The Generalized Dirac Oscillator in Doubly Special Relativity: A Complexified Morse Interaction

TL;DR

This paper explores a generalized relativistic quantum oscillator model within Doubly Special Relativity, revealing new solvable models with complex interactions, and analyzing their spectral properties and physical implications.

Contribution

It introduces a broad class of exactly solvable Dirac oscillator models with complex interactions under DSR, analyzing their spectral and symmetry properties within different DSR frameworks.

Findings

Identified real spectra for complexified Morse interactions in DSR models.

Demonstrated how DSR deforms the energy spectrum and algebraic relations.
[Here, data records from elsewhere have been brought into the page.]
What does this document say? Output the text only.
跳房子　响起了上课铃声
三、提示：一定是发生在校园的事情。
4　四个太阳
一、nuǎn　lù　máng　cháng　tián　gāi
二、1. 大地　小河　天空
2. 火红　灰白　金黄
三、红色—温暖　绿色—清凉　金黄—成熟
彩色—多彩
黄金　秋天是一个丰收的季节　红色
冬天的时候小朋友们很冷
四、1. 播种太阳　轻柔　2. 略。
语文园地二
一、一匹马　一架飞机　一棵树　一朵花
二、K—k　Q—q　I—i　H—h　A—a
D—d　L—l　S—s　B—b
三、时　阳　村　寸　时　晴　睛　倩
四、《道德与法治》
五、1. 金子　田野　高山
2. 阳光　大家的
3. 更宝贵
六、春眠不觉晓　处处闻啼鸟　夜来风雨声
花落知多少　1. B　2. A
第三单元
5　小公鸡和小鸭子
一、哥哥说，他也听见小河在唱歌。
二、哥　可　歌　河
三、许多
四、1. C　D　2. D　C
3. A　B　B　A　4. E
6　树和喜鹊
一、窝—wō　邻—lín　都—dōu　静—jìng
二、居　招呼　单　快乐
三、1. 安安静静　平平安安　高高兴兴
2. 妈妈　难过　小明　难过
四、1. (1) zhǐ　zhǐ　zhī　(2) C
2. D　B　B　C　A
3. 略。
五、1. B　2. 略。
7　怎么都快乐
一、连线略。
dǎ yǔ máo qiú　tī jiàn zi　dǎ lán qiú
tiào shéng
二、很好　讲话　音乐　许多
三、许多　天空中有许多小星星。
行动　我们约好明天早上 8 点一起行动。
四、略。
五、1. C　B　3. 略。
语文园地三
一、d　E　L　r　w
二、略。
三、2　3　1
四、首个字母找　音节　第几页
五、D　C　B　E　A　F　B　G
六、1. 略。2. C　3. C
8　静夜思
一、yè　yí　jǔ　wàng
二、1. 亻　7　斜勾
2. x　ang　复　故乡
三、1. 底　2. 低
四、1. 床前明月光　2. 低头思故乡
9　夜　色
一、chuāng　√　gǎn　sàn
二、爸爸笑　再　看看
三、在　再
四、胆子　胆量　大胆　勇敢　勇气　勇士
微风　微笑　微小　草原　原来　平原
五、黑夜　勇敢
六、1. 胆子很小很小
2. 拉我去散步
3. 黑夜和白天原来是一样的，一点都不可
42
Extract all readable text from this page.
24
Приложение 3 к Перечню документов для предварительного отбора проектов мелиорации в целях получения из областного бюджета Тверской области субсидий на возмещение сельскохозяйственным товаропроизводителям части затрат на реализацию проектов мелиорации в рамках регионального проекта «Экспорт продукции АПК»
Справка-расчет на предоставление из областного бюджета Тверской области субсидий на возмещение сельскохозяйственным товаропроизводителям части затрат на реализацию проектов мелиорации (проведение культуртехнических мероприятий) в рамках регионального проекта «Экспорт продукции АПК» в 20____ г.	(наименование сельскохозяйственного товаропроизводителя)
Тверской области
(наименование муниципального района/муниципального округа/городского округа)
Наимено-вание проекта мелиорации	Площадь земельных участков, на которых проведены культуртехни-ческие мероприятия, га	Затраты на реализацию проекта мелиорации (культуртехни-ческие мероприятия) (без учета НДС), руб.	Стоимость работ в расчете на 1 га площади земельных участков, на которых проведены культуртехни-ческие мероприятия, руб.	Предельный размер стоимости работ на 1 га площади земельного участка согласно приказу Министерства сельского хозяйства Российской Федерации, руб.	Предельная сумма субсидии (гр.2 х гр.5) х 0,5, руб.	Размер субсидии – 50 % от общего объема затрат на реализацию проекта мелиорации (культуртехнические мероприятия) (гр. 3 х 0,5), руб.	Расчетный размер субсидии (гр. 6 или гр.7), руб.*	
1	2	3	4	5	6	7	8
Analyzed the massless limit and its impact on the models' behavior.

Abstract

We study the one-dimensional Generalized Dirac Oscillator (GDO) under Doubly Special Relativity (DSR) kinematics. The GDO extends the Dirac oscillator by replacing the linear non-minimal coupling with a general interaction function $f(x)$, thereby generating broad families of exactly solvable relativistic models and, for suitable complex choices of $f(x)$, entering the domain of $\eta$-pseudo-Hermitian and $\mathcal{PT}$-symmetric dynamics with real spectra. We present a review of the factorization (supersymmetric) structure that decouples the GDO into partner Schr\"odinger-like Hamiltonians, and we clarify how pseudo-Hermiticity and $\mathcal{PT}$ symmetry provide consistent inner products and reality conditions for the spatial spectrum. We then embed these results into two representative DSR prescriptions: the Magueijo--Smolin (MS) and the Amelino--Camelia (AC) frameworks. In this approach, the spatial problem yields a real set $\{\epsilon_n\}$, while DSR deforms the algebraic reconstruction map between $\epsilon_n$ and the relativistic energies $E_n$. The MS model induces a branch-asymmetric deformation through an energy-dependent effective mass, whereas the AC model introduces a characteristic criticality through a momentum-sector deformation, resulting in an admissibility requirement of the form $\epsilon_n<4k^2$ in the leading-order realization adopted here. As an explicit illustration, we treat a pseudo-Hermitian complexified Morse interaction, discuss the interplay between the intrinsic Morse finiteness of bound states and DSR-induced truncations, and analyze the massless limit ($m=0$), where MS collapses to the undeformed energy map while AC remains deformed.